Horn fix, steering column issue, replacement spring

Hi Everyone,

Spent the weekend making some XJ-S repairs and I learned a whole lot more than I would ever hope to know about the horn. The car is a 1977 model.

I was racing the clock so I didn’t document with photos, but I hope this will help someone-

The problem-
The horn was intermittently functional for a while then became totally inoperative.

The system-

The horn is simple- under the front bumper there are two different horns with different tones.- These are controlled by a black circular relay near the headlight relays at the front left corner of the engine compartment, near the bottom of the stack- you need to pull the fuse panel for the headlights to get there.
That relay is controlled by the horn pad on the steering wheel. The positive side of this is located directly in the center of the horn pad and is passed though the column by way of a brass rod that sits suspended in the center of the column by use of a funny rubber bumper. The problem is that the outside of the column is the Earth or Negative in this circuit so if your brass rod falls or touches, the horn will go off.
This positive signal is carried outside the column by way of a small hole in the side of the column that is held to a brass ring by way of a spring inside a rubber collar, this way, the signal can pass through with out grounding and setting off the horn.

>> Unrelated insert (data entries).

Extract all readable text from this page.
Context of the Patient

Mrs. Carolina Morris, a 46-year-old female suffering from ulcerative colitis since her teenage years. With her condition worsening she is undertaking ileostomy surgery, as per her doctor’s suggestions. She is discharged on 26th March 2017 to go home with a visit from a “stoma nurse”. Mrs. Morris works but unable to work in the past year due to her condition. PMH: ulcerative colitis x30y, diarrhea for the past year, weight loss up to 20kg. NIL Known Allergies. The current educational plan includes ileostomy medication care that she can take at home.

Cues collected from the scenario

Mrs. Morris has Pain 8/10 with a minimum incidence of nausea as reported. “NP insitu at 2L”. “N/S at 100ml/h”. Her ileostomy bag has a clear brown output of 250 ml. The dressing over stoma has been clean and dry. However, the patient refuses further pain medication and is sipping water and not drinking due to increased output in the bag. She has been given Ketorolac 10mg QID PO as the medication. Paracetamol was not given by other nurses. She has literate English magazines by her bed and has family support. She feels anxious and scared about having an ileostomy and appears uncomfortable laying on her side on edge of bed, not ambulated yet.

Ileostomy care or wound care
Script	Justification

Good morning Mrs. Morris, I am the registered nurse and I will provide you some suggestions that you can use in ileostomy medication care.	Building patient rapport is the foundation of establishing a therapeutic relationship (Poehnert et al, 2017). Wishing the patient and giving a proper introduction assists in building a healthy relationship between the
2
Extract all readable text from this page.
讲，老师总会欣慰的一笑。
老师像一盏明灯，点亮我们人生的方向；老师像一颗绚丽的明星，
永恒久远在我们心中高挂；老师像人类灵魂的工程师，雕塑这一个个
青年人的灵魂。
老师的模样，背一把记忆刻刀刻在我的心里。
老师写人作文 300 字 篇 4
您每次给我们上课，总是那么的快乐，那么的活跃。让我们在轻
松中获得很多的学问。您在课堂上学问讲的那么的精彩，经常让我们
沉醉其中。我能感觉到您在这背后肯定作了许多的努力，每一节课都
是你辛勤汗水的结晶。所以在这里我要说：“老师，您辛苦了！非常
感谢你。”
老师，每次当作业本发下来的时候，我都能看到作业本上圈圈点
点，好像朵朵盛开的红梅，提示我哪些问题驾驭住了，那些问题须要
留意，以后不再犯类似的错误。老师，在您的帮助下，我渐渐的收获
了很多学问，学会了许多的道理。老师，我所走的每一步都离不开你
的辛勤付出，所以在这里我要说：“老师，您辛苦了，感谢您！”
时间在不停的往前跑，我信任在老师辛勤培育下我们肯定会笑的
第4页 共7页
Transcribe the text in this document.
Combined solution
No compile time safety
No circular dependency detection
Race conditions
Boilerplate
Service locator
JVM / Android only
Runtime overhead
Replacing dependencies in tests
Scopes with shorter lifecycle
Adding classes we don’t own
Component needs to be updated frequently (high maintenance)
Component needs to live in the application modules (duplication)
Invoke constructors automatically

Diagnosis- I started at the horn relay and used a combination of continuity tests with the multimeter and jumping connections to find where in the circuit was bad. I eventually traced it all the way back to the steering column itself checking all the connectors including CF2 (located under the hood release, INSIDE the cabin behind some trim on the left side of the driver footwell.)

Repairs-
At first I thought it was an issue with the copper glide connector to the brass ring, no such luck, though I did end up removing the hokey factory connector (A piece of copper bent into a circle upon which the wire sits.). This was replaced with a aluminum pop-rivet through the copper upon which a spade connector was attached.

Still no luck.

Finally it came down to an issue with the positive side of the horn circuit (Purple / Black wire)
It seems there was no connection INSIDE the column.

So, I removed the column for the first time since I’ve had the car.

Once I pulled EVERYTHING apart, I found the issue to be a spring that was used to maintain continuity from the internal brass shaft to the collar upon which the copper glide rests.

The spring was rusty and in bad shape. I spent about 10 minutes trying to figure out where I could get a spring that may fit late on a Sunday evening. Finally, I found just what I needed on another workbench in the basement- The solution- a firing pin spring for a Browning Hi-power (Though I bet many a firing pin spring will work)

To use this, I drilled out the hole in the rubber collar to a bit larger size and stuck the spring into the hole, it turns out the spring was a bit longer than needed so I cut it off about 3/8" longer than the channel through which it passes, so there will be tension (Oh, and the spring was coated in copper never-seize)

Then everything went back together.

Conclusion-
In the end, I was able to get everything back together and drive the car again. The total elapsed time in fixing was about 4 hours not counting the time spent finding the fault. Now to fix the speedometer that stopped working on that drive, almost certainly my fault for touching the cable when removing the cluster.

Zack

1 Like

It’s good that you modified and repaired it.
The Jaguar parts dept used to sell the parts up until the early 1990s. (safety issue)
Discontinued the Series III parts.

I used to order the Series II parts and they fit the Series III and XJ-S but Jaguar got wise and stopped selling ALL the horn repair parts.

Seems people were damaging the collapsible nylon joint and putting a spot weld to hold the column together (Dangerous and a lawsuit waiting to happen?)

There is always someone out there ruining it for everyone.